Abstract An electrochemically integrated multi-electrode system namely the wire beam electrode (WBE) has been applied for the first time to study the effects of the transportation of electrochemically active species on the process, rate and pattern of electrochemical corrosion. The objective of this work is to demonstrate the applicability of the WBE method for investigating ion transportation related corrosion processes. A series of experiments have been carried out using WBEs made from mild steel and stainless steel wires. The WBE working surfaces were exposed to simulated diffusion-controlled corrosion environments where there were diffusion induced ions concentration gradients (termed diffusion–corrosion environment).

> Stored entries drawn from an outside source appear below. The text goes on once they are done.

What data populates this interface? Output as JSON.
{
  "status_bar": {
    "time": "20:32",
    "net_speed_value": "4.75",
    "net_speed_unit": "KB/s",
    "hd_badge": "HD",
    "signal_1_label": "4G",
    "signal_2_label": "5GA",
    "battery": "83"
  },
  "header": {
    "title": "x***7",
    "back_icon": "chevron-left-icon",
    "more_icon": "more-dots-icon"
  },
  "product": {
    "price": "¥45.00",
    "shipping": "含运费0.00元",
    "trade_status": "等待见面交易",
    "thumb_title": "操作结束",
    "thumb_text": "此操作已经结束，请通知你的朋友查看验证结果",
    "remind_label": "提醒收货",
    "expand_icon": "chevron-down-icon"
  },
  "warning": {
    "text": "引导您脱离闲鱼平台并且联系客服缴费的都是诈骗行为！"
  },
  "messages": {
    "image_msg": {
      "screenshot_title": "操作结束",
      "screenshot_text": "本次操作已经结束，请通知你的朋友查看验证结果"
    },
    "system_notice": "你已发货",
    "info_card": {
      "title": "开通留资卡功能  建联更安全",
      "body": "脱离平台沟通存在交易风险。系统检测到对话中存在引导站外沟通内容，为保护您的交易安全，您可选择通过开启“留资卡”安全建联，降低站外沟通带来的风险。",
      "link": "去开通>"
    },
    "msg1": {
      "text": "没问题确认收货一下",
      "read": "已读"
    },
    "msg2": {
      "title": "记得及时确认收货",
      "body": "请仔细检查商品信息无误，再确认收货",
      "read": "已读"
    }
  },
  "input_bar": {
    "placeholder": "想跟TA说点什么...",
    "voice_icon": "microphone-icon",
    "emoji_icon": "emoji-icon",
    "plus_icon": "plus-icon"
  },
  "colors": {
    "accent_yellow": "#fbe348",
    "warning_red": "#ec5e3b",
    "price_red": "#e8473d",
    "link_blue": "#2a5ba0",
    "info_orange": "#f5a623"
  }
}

Corrosion potential and current distribution maps (CPCD maps) were measured from WBE surfaces in continuous bases. Typical patterns have been identified from CPCD maps and the characteristics of these patterns have been found to depend heavily upon the type of electrode material and the type of corrosive ion. For mild steel WBE surface exposed to a diffusion–corrosion environment containing NiSO 4 or FeCl 3 , the characteristic pattern in CPCD maps was found to emulate NiSO 4 or FeCl 3 concentration gradients, suggesting an ion-concentration controlled corrosion behaviour. However, when the mild steel WBE surface was exposed to a diffusion–corrosion environment containing NaCl, the characteristic pattern was found to show higher cathodic currents along the WBE edges with the magnitude decreasing in a contour-like manner towards the centre of the WBE surface, suggesting an oxygen concentration-controlled corrosion behaviour. When a stainless steel (SS316L) WBE surface was exposed to a diffusion–corrosion environment containing NiSO 4 or NaCl, the corrosion pattern appeared to be mainly determined by the random distribution of weak sites in passive film. When the SS316L WBE was exposed to a diffusion–corrosion environment containing FeCl 3 , the CPCD map revealed a characteristic pattern that shows localised damage to passive film. This work demonstrates that the recognition and analysis of characteristic maps from WBE measurements can be used as a means of studying diffusion, migration and other forms of mass transportation related electrochemical corrosion processes.